O mito em torno de um projeto de nação

Helder Gomes

Helder Gomes, doutor em Política Social e mestre em Economia (UFES).

Num vídeo bem interessante, “Colonização e formação do Brasil”, Fernando Novais nos ensina sobre os obstáculos em se pensar um projeto de nação, sob condições impostas de fora para dentro. No entanto, se tal assertiva pode parecer óbvia para o período colonial, nem sempre ela tem sido considerada nas interpretações acerca dos desdobramentos dos processos de descolonização e de independência formal, motivos das comemorações oficiais deste ano, em torno dos “200 anos”, com coração do imperador e com tudo.

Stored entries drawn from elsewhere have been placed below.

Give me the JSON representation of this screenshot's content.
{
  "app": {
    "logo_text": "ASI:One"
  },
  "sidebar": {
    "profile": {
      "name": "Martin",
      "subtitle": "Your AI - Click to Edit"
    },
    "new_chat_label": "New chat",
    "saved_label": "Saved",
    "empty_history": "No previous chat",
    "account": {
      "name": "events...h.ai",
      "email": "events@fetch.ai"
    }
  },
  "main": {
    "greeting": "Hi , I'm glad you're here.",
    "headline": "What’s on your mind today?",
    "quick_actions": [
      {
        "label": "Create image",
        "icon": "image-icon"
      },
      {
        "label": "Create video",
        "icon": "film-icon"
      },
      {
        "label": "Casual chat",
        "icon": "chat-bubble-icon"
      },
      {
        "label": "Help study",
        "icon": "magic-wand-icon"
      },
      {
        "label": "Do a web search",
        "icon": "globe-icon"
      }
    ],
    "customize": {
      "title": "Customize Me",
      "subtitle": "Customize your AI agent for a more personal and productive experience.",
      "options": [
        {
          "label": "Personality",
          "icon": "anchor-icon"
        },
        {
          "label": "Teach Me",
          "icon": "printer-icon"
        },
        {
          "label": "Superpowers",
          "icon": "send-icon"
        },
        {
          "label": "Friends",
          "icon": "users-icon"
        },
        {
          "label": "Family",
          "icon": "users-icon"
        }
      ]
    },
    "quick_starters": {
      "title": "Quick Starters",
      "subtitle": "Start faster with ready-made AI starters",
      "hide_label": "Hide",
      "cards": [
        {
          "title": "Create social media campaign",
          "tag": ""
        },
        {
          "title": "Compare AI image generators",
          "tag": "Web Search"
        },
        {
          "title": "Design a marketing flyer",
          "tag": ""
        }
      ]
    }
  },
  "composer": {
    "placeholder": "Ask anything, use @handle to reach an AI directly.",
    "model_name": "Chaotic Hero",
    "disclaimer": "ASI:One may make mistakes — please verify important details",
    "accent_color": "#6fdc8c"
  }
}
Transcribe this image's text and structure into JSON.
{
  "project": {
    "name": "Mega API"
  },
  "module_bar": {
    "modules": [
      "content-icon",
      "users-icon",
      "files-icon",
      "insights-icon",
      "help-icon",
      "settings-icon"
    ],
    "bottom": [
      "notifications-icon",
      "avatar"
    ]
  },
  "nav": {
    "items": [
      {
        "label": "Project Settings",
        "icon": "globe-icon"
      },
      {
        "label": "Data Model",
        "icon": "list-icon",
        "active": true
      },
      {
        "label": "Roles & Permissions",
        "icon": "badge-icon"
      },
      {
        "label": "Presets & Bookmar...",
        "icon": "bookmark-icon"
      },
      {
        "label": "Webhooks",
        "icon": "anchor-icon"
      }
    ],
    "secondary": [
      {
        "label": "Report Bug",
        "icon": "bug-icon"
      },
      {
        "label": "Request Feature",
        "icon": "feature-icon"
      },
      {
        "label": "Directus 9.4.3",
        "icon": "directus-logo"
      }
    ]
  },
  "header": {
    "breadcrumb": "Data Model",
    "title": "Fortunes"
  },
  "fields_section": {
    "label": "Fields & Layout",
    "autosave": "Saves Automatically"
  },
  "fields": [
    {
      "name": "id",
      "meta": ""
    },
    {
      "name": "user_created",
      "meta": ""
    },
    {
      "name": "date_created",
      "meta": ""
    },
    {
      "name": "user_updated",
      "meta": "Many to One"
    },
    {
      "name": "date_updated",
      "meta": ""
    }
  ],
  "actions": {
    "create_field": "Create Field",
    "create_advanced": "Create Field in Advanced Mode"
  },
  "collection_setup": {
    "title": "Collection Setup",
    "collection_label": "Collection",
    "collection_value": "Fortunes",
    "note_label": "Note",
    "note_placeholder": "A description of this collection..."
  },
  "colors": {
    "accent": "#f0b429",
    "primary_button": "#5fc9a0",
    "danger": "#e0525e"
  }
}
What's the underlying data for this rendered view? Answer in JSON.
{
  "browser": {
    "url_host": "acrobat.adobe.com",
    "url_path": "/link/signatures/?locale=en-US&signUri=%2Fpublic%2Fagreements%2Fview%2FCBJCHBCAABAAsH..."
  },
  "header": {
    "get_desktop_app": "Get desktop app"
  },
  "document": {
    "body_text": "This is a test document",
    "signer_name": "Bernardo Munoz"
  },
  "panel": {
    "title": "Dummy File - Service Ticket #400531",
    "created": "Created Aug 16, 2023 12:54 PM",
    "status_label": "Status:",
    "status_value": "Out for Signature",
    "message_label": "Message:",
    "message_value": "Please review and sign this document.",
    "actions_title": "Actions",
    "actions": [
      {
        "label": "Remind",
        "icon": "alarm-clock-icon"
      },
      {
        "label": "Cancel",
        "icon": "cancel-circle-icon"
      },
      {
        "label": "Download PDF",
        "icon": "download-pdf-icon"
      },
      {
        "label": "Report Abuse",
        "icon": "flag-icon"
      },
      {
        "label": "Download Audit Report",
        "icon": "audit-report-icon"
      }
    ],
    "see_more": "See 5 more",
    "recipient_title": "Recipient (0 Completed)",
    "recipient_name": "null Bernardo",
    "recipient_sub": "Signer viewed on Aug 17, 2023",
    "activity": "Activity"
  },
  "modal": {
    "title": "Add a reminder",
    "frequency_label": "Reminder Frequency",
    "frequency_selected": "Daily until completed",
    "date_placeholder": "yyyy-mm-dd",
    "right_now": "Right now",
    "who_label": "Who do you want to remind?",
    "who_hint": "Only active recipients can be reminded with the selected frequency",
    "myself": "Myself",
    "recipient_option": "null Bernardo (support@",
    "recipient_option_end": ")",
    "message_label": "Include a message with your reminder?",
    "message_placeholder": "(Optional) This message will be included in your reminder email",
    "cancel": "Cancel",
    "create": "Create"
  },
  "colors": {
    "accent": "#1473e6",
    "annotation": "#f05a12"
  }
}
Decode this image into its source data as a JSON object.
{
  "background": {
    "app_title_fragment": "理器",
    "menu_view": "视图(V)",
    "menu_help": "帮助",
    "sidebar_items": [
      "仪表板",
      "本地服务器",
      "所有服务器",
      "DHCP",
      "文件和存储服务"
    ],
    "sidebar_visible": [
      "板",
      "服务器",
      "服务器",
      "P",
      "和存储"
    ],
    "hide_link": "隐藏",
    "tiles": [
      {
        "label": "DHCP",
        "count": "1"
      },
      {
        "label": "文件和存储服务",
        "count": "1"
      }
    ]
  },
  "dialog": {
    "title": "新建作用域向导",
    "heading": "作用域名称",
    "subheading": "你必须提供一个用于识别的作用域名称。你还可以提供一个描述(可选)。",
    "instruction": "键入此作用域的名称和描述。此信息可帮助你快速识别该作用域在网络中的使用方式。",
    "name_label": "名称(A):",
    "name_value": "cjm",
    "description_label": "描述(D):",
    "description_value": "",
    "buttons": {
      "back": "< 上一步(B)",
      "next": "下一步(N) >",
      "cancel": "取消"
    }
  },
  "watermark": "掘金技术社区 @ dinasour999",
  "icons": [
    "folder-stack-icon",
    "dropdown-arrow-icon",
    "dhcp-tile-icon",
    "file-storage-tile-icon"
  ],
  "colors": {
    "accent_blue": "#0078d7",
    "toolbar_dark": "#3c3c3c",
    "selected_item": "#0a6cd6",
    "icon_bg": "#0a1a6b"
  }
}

Elenco aqui alguns parâmetros que considero essenciais para abrir uma outra agenda de debates com base nesse tema. De início, é preciso considerar as restrições fundantes da integração do Brasil à produção industrial mundializada, as tentativas de diversificação produtiva por meio de vários planos de desenvolvimento e o posterior abandono da ideia de soberania pelas elites brasileiras, ao longo dos últimos dois séculos. Entendo esses movimentos como resultado de um processo inorgânico de descolonização e de formação singular de um Estado-nação subalterno na geopolítica internacional.

A incipiente produção industrial brasileira se manteve atrelada à necessidade de soluções para os entraves colocados a cada momento para a acumulação de capital nas grandes potências imperialistas. O próprio processo de superação da escravatura, no final do século XIX, acabou se realizando de forma inorgânica, para atender às exigências de redução dos grandes diferenciais de produtividade do trabalho, em relação à produção organizada nos grandes centros industriais do Norte. O trabalho compulsório nas ex-colônias encarecia o suprimento de insumos em geral, comparado ao valor da produção industrial europeia, dos Estados Unidos e do Japão, ao mesmo tempo que limitava a possibilidade de maior produção de mais valia relativa, pois, impunha certa rigidez no valor dos alimentos e de outros meios de consumo destinados às classes assalariadas. A saída seria, então, a produção industrial de insumos básicos nas ex-colônias e tal imposição era incompatível com o regime de escravidão, defendido pelas elites monocultoras.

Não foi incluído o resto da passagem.